The primary advantages of a relational knowledge graph are that:
- The hardware level implementation of your database need only be a consideration when deciding over what database to use for your project and its speed of query execution when that is a prerequisite;
- At the conceptual level you get to choose how you picture your database; as a graph database or a relational database;
- Natural language semantics is built into the semantic layer that operates over the database’s core metamodel, helping you to understand the model;
- Depending on how you implement your relational knowledge graph, you get to choose the database you work with. Relational knowledge graphs can be database management system agnostic. I.e. Conceptually, you are not tied into one database technology or another when it comes to implementation.

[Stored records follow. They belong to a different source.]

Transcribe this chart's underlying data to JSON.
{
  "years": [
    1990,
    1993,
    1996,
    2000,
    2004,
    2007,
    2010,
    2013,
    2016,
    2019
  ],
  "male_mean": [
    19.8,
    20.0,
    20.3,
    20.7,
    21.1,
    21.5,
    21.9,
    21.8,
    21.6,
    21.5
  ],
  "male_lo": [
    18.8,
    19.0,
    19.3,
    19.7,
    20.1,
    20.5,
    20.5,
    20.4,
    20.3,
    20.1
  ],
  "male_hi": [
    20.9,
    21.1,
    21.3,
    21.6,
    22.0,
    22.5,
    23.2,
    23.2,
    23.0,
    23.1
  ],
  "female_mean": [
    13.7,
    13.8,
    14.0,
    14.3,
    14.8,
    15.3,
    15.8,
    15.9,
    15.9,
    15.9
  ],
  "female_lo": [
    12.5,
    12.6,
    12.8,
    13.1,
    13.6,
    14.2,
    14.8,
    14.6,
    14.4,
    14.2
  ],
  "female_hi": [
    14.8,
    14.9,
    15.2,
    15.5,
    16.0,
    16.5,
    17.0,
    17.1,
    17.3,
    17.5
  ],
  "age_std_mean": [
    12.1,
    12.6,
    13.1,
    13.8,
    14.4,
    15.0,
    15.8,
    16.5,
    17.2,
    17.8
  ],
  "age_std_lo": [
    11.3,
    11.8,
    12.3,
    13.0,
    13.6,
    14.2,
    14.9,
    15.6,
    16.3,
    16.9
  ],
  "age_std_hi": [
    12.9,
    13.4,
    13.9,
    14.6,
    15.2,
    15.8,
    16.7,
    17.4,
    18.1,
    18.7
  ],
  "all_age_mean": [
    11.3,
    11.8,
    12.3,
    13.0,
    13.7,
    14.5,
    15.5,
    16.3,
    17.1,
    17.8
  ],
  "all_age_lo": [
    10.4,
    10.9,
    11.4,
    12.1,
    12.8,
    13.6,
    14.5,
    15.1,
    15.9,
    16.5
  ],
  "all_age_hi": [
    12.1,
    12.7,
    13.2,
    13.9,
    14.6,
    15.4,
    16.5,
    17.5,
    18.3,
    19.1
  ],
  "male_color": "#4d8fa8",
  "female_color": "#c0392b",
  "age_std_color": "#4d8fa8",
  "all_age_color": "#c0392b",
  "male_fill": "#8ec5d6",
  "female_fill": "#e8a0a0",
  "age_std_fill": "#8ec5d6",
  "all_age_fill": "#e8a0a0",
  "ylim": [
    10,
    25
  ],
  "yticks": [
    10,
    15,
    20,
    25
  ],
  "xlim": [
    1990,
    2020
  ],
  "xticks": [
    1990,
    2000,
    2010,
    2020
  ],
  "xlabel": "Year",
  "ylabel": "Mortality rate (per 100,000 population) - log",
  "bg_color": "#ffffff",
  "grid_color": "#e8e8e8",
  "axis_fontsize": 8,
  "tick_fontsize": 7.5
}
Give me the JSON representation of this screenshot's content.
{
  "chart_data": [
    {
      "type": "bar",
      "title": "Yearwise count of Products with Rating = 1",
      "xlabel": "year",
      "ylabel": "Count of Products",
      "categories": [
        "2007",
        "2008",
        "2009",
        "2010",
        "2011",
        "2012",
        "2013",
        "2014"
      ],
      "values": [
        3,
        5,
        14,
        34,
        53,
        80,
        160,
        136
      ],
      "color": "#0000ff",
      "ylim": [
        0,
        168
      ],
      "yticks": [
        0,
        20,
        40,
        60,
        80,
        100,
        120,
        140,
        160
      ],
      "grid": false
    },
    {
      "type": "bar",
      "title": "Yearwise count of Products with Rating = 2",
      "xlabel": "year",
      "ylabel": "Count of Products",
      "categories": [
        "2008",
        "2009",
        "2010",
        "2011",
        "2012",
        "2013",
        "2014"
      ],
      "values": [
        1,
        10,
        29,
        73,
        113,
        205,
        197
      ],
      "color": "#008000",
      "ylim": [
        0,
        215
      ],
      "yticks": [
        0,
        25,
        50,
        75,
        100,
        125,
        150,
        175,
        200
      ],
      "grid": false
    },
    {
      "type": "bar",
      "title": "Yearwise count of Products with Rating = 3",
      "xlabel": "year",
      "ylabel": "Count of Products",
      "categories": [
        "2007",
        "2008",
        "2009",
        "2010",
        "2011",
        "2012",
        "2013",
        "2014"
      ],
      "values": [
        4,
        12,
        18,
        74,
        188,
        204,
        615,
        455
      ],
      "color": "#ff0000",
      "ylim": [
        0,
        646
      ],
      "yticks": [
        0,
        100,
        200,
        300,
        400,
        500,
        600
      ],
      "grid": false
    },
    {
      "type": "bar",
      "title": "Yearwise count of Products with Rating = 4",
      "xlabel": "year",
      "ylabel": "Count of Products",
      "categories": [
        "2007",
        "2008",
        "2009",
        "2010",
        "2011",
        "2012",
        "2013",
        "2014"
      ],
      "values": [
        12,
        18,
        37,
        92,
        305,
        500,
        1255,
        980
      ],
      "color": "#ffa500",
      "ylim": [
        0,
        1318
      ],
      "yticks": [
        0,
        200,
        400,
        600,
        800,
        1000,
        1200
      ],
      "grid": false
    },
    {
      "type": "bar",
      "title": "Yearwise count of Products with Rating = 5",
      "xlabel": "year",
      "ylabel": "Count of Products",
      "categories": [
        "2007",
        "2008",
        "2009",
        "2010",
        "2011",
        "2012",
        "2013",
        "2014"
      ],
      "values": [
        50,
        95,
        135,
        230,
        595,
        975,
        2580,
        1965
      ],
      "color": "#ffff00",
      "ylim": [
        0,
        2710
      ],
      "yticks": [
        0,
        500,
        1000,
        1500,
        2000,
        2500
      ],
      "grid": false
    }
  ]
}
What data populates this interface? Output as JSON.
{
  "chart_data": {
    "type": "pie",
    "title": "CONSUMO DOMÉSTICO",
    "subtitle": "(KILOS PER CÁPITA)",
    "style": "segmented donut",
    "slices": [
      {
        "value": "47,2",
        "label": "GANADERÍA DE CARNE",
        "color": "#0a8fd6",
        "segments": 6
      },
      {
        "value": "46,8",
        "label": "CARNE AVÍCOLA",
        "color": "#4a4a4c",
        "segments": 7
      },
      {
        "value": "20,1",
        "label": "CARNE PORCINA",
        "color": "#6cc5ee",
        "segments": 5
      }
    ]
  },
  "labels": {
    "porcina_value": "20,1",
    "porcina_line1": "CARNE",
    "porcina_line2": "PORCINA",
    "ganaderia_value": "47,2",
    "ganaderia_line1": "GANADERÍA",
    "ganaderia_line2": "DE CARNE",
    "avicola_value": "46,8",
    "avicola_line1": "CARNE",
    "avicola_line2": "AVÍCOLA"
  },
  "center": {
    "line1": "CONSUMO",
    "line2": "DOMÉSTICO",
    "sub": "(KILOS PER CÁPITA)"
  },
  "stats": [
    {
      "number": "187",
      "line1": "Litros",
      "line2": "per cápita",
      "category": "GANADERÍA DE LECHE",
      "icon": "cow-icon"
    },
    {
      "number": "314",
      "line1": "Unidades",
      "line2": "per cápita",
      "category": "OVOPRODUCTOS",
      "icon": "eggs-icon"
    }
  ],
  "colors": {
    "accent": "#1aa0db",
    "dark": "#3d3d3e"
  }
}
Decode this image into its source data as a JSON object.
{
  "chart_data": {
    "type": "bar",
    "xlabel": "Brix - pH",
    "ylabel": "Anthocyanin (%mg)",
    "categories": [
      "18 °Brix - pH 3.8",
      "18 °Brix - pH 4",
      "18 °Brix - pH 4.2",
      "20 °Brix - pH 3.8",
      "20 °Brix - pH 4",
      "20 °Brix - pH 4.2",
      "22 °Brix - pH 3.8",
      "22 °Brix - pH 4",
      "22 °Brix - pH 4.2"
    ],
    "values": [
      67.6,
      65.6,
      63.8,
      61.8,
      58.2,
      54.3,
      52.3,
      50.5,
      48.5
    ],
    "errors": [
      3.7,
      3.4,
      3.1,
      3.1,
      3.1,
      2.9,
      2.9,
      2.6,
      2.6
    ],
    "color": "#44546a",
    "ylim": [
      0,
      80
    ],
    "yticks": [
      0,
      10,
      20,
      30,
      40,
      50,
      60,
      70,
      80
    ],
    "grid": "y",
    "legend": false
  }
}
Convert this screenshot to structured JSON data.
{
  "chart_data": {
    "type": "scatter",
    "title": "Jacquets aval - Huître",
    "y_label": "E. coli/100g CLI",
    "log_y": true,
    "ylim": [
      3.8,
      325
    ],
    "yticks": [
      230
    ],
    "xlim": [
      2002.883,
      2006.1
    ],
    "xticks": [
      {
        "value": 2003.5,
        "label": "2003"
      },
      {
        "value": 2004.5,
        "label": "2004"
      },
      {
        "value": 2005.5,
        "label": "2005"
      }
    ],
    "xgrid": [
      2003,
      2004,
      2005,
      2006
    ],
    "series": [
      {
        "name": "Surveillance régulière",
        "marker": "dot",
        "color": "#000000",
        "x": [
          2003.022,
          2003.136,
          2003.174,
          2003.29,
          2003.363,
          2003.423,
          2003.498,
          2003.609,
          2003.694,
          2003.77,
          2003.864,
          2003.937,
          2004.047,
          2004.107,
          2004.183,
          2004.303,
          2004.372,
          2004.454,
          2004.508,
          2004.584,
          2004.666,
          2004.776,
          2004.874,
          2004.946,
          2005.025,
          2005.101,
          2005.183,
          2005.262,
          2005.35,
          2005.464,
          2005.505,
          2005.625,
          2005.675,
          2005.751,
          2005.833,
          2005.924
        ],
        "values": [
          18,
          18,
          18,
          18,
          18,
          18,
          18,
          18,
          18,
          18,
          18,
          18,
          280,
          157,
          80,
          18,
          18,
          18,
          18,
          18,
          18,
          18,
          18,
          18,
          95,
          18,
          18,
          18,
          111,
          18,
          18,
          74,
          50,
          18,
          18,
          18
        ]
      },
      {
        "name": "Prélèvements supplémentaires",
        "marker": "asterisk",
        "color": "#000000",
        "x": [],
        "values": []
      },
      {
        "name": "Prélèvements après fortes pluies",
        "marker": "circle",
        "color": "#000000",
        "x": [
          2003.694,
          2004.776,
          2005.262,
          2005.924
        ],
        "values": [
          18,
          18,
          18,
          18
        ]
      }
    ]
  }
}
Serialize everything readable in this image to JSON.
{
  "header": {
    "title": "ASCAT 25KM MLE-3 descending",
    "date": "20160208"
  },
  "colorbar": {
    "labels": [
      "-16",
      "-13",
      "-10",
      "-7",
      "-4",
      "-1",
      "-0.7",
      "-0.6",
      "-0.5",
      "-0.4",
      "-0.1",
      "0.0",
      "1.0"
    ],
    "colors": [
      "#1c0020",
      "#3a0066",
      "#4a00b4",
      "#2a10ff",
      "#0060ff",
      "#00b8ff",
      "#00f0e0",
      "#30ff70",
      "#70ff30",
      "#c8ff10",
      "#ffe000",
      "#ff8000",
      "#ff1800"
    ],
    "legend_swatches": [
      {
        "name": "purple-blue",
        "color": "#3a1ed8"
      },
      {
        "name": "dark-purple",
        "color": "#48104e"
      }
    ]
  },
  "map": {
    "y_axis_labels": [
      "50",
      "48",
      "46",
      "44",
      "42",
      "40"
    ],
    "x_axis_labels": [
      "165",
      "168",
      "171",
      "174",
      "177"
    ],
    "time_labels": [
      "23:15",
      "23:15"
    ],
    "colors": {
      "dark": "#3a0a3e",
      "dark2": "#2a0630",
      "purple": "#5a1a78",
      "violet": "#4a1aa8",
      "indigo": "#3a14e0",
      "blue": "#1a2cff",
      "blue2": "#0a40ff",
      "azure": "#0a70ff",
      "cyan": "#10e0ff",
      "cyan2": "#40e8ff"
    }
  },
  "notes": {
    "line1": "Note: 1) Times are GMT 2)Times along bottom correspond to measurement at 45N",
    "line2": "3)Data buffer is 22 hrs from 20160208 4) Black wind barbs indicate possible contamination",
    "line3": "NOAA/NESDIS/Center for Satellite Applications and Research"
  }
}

Relational knowledge graph vendors may limit you to one underlying database however;
- Entities/node types can have a multi-column/property primary key, rather than just a single object-id or property as common on current graph databases; and
- In the case of FactEngine, you can write controlled natural language queries over your database. FactEngine feels this will come to be standard on relational knowledge graphs;
"Relational Knowledge Graph" is a term that is likely to be on your radar in the near future by sheer weight of the new players involved in promoting the term.
Industry trends are heading to where graph databases are adopting structure and rigour of relational databases in a way that will invariably lead to a conceptual merger of relational database theory and graph database theory;
Relational knowledge graphs allow you to conceptually step away from how your database is stored at the hardware level; and relational knowledge graph, or graph knowledge relations adequately emphasise that the impetus is on knowledge added to the database by adopting a semantic layer that describes what data is stored rather than how it is stored.
All views expressed that of FactEngine. This article provided as news on the state of the art of database theory as part of FactEngine's Conceptual Modeling series.